JUEVES Ť 22 Ť MES Ť 2001
LA MUESTRA
Ť Carlos Bonfil
La cena
ETTORE SCOLA externa una observación recurrente: en las últimas décadas, la literatura ha reflejado muy poco la evolución de la sociedad italiana; el cine lo ha hecho mejor y de modo original y fantasioso. El director se refiere tal vez al cine de Fellini, a las comedias de Nanni Moretti y, seguramente, a una vertiente de su propia obra, la de un cine polifónico, poblado de personajes emblemáticos y cuyos títulos incluyen La terraza, El baile, La familia, Esplendor, y su cinta más reciente, La cena. El esquema apenas varía: un sitio privilegiado se convierte en el microcosmos de la población italiana, y resume de algún modo la evolución social y política del país.
EN LA COMEDIA humana de Scola hay de todo, desde el ajuste de cuentas generacional hasta los saldos agridulces del compromiso político de izquierda. Un grupo de cincuentones se reúne para evocar glorias pasadas y rumiar fracasos amorosos y artísticos (La terraza), se revisa la historia italiana reciente en una película sin diálogos, a base de música popular, perfiles pintorescos y encuentros amorosos apenas esbozados (El baile), se asiste a la inminente clausura de una vieja sala de cine y al requiem de una manera colectiva de disfrutar la pantalla (Splendor). En La familia, un octogenario (Vittorio Gassman) recuerda en su cumpleaños la ascensión del fascismo y alguno de sus amores frustrados. En esta película, el esquema narrativo de Scola mostraba ya su desgaste y su contraste con formas más ágiles de actualizar la comedia, el cine de Moretti o el del fenómeno mayor de la era Berlusconi: el cómico y director Roberto Begnini.
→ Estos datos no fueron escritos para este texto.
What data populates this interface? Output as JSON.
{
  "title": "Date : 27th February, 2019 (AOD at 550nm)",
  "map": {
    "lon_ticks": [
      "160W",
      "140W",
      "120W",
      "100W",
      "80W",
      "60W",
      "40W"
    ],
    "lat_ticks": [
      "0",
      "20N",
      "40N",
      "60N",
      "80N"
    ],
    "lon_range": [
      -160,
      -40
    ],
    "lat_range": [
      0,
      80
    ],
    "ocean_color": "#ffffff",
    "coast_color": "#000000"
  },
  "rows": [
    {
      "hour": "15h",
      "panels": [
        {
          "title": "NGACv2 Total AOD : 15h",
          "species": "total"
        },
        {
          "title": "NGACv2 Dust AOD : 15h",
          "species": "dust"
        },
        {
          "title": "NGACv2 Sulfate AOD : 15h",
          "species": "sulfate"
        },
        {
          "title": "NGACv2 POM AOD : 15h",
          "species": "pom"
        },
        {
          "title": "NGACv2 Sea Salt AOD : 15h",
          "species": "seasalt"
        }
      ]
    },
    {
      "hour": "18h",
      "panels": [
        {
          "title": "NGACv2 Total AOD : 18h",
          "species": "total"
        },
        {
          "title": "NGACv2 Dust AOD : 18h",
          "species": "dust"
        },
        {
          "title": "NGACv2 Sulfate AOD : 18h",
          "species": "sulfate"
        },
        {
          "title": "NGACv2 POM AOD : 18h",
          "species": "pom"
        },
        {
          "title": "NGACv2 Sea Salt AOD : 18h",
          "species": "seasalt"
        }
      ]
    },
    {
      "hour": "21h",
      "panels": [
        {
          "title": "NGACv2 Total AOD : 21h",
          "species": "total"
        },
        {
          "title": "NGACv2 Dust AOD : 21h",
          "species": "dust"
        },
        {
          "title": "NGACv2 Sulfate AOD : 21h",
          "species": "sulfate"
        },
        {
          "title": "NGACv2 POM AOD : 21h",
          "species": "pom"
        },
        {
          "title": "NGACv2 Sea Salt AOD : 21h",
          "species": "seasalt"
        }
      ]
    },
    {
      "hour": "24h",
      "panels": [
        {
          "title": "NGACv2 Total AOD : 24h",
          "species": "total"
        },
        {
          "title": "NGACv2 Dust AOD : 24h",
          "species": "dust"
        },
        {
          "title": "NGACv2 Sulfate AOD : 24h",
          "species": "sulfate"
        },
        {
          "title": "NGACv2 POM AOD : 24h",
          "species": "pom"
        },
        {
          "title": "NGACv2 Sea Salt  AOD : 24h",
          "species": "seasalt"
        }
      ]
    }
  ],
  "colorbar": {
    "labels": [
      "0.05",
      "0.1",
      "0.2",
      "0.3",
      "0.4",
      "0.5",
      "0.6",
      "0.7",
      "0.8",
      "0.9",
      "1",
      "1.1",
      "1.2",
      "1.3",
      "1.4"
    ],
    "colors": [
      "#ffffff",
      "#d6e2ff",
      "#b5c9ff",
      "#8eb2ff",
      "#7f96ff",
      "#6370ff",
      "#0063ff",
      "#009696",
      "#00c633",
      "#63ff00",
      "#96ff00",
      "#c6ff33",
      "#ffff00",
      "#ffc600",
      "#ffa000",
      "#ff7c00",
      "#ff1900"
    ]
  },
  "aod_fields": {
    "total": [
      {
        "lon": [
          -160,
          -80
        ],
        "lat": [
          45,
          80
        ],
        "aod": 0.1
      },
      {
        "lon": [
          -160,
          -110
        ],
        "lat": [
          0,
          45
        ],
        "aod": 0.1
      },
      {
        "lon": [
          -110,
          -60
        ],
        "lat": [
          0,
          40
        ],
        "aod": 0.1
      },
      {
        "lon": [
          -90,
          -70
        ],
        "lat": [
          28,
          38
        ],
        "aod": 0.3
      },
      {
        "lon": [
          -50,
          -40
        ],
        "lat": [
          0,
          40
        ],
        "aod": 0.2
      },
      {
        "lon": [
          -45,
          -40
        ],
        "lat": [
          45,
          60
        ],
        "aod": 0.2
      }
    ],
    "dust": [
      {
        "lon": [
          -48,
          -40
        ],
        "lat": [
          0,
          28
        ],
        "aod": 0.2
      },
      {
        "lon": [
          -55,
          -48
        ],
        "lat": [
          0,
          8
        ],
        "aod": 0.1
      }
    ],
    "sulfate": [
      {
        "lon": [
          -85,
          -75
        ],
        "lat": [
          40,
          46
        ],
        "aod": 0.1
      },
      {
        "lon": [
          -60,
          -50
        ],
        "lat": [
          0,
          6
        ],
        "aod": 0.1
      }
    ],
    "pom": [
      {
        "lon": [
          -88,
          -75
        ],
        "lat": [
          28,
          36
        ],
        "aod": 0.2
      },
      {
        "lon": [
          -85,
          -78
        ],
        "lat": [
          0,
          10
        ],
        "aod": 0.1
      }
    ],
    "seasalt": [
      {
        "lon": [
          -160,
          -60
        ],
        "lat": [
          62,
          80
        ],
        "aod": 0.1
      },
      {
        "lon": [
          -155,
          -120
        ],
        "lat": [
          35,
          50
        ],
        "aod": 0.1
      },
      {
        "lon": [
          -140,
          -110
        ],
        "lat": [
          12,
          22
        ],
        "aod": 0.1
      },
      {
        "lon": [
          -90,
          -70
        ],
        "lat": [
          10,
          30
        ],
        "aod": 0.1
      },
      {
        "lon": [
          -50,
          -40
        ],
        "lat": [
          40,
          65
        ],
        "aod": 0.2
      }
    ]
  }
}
DESPUES DE una década de intentos infructuosos por elaborar un cine más intimista, desconocido en México, Scola regresa en La cena (1998) a la pequeña sinfonía coral, con sus actores favoritos (Vittorio Gassman, la bonhomía patriarcal; Stefania Sandrelli, la carne vencida, el ánimo exultante), en un espacio mágico, un restaurante romano, con doce mesas y 50 comensales, donde por espacio de dos horas se presentarán fragmentos de las penurias y magros goces existenciales de la clientela. El relato es pesado, en pocas ocasiones divertido y continuamente se resuelve en catarsis demasiado obvias. Conversaciones truncas, repertorio de clichés culturales y estereotipos -el burócrata frustrado, la madre desobligada, los turistas japoneses pegados a la Polaroid, eternamente sonrientes, los comunistas cansados, la ninfómana posfelliniana, los actores al borde de la jubilación, la juventud atenta al piercing y ajena por completo a la política. Es un poco la cocina de Greenaway (El cocinero, el ladrón...), pero sin vísceras, sin sal y sin pimienta. Apenas algún chispazo en los diálogos: Un chef le confiesa a varios clientes: ''A mí la juventud me cae en los huevos" Alguien le contesta. ''A ellos los viejos también les caen en los huevos". ''Pero los suyos son más resistentes", tercia alguien más. Otro añade: ''A mí jóvenes y viejos me caen por igual en los huevos", mientras alguien concluye: ''Por eso yo prefiero caerle en los huevos a todos". Sin duda, esta discusión fue lo que más interesó a un público al que la película parecía caerle otro tanto.